The Smart City vision believes that by removing and reducing land used for personal vehicle parking and replacing it with a blend of transit and electric shared autonomous vehicles (SAV), new affordable housing can be built. One academic study published in 2015 estimated that parking needs would be reduced up to 90 percent in an urban SAV environment. Other scholarly estimates believe the reductions in commercial zones will be closer to 40 percent.

Additionally, lanes could be narrowed and rights-of-way could be constructed differently to accommodate AVs, transit, pedestrians, and cyclists, creating an affordable form of urbanism that aligns with the Smart City goals and creates a pilot project for what SAV-oriented land use might look like.

On a much larger scale there was SB 827, a bill authored by State Sen. Scott Wiener which was under consideration in 2018 at the State Senate in Sacramento. It would have enacted some radical changes to encourage transit-oriented development. In essence, Sen. Wiener’s bill would have preempted local zoning rules regarding height, density, and minimum parking requirements within a quarter or half-mile of a transit connection.
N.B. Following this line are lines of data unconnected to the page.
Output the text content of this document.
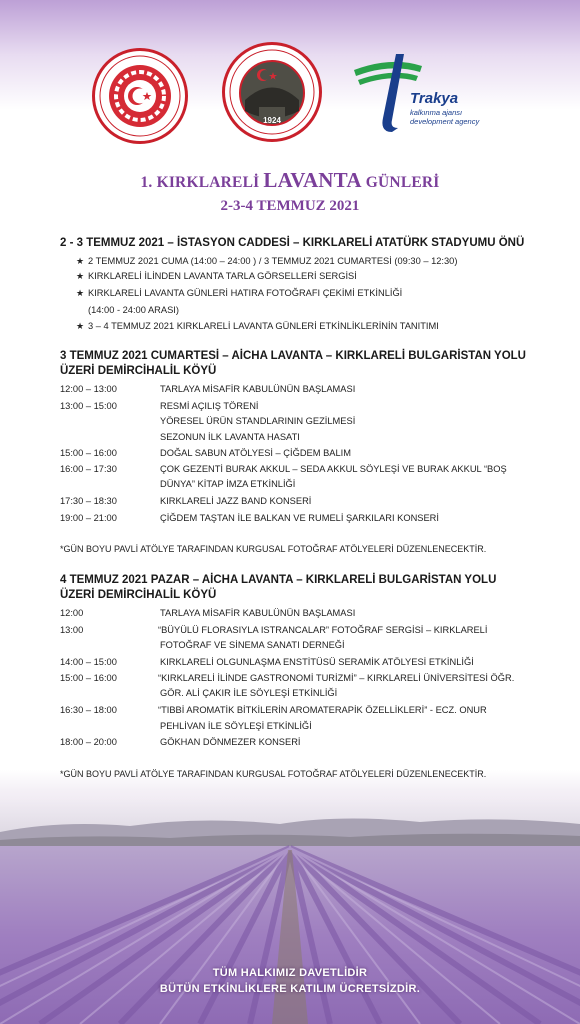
1924
Trakya
kalkınma ajansı
development agency
1. KIRKLARELİ LAVANTA GÜNLERİ
2-3-4 TEMMUZ 2021
2 - 3 TEMMUZ 2021 – İSTASYON CADDESİ – KIRKLARELİ ATATÜRK STADYUMU ÖNÜ
★ 2 TEMMUZ 2021 CUMA (14:00 – 24:00 ) / 3 TEMMUZ 2021 CUMARTESİ (09:30 – 12:30)
★ KIRKLARELİ İLİNDEN LAVANTA TARLA GÖRSELLERİ SERGİSİ
★ KIRKLARELİ LAVANTA GÜNLERİ HATIRA FOTOĞRAFI ÇEKİMİ ETKİNLİĞİ
(14:00 - 24:00 ARASI)
★ 3 – 4 TEMMUZ 2021 KIRKLARELİ LAVANTA GÜNLERİ ETKİNLİKLERİNİN TANITIMI
3 TEMMUZ 2021 CUMARTESİ – AİCHA LAVANTA – KIRKLARELİ BULGARİSTAN YOLU
ÜZERİ DEMİRCİHALİL KÖYÜ
12:00 – 13:00	TARLAYA MİSAFİR KABULÜNÜN BAŞLAMASI
13:00 – 15:00	RESMİ AÇILIŞ TÖRENİ
YÖRESEL ÜRÜN STANDLARININ GEZİLMESİ
SEZONUN İLK LAVANTA HASATI
15:00 – 16:00	DOĞAL SABUN ATÖLYESİ – ÇİĞDEM BALIM
16:00 – 17:30	ÇOK GEZENTİ BURAK AKKUL – SEDA AKKUL SÖYLEŞİ VE BURAK AKKUL “BOŞ
DÜNYA” KİTAP İMZA ETKİNLİĞİ
17:30 – 18:30	KIRKLARELİ JAZZ BAND KONSERİ
19:00 – 21:00	ÇİĞDEM TAŞTAN İLE BALKAN VE RUMELİ ŞARKILARI KONSERİ
*GÜN BOYU PAVLİ ATÖLYE TARAFINDAN KURGUSAL FOTOĞRAF ATÖLYELERİ DÜZENLENECEKTİR.
4 TEMMUZ 2021 PAZAR – AİCHA LAVANTA – KIRKLARELİ BULGARİSTAN YOLU
ÜZERİ DEMİRCİHALİL KÖYÜ
12:00	TARLAYA MİSAFİR KABULÜNÜN BAŞLAMASI
13:00	“BÜYÜLÜ FLORASIYLA ISTRANCALAR” FOTOĞRAF SERGİSİ – KIRKLARELİ
FOTOĞRAF VE SİNEMA SANATI DERNEĞİ
14:00 – 15:00	KIRKLARELİ OLGUNLAŞMA ENSTİTÜSÜ SERAMİK ATÖLYESİ ETKİNLİĞİ
15:00 – 16:00	“KIRKLARELİ İLİNDE GASTRONOMİ TURİZMİ” – KIRKLARELİ ÜNİVERSİTESİ ÖĞR.
GÖR. ALİ ÇAKIR İLE SÖYLEŞİ ETKİNLİĞİ
16:30 – 18:00	“TIBBİ AROMATİK BİTKİLERİN AROMATERAPİK ÖZELLİKLERİ” - ECZ. ONUR
PEHLİVAN İLE SÖYLEŞİ ETKİNLİĞİ
18:00 – 20:00	GÖKHAN DÖNMEZER KONSERİ
*GÜN BOYU PAVLİ ATÖLYE TARAFINDAN KURGUSAL FOTOĞRAF ATÖLYELERİ DÜZENLENECEKTİR.
TÜM HALKIMIZ DAVETLİDİR
BÜTÜN ETKİNLİKLERE KATILIM ÜCRETSİZDİR.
According to maps on TransitRichHousing.org, SB 827 would have therefore overridden local zoning rules in nearly every square inch of San Francisco. (Despite support from many forward-thinking planning advocates, it ultimately failed to pass.)

Imagine the results: dense high-rises with limited parking and therefore, little need for personal vehicles.  Into that void will be a mix of public transit, ride-hailing companies and shared AV.

Effects of SB 827 on building height controls (Map credit: TransitRichHousing.org)

Here in Ontario, we already see government catching up: in 2019, the premier’s cabinet dedicated an Assistant Minister to oversee a provincial Transit-Oriented Communities program.

Regardless of jurisdiction, the hard work will be done at the municipal level. So how can our cities accommodate this shift?

Create a Smoother Ride

Changes—big or small—that include a reliance on transit and AV would create tremendous upheaval in the affected areas, particularly urban areas. Backers of these transformed-by-AV land use policies are going to need help building bridges with neighbours, transit riders, businesses, civic associations and property owners. Cities and even autonomous vehicle companies themselves would be facing a daunting public affairs challenge that can only be solved by genuine grassroots engagement.

In other words, all stakeholders need to be engaged. As a trio of land use professionals write at Planetizen:

In looking at the group conversations on the potential outcomes of an autonomous future, we believe that the focus needs to stay on the goals of the community. The deployment of these technologies needs to improve quality of life, ensure social equity, take care of all residents’ needs, and create opportunities for commerce.

Planners, administrators, and elected officials cannot simply think about how to accommodate these technologies, as has been the case in many of the conversations about AV policy around the country. As innovation develops, individuals must plan for the communities (and places) that the public wants to see and leverage the technology to help attain those goals.

Listening, educating and advocating for these future-looking changes would be just the beginning. To capitalize on emerging AV technology for greener, more livable, and more affordable cities, advocates can’t simply rely on a top-down approach that espouses theories of urbanism and cites academic studies. The only way to pave this future—with the least upheaval—is a robust, bottom-up, grassroots approach, which we discussed in-detail recently.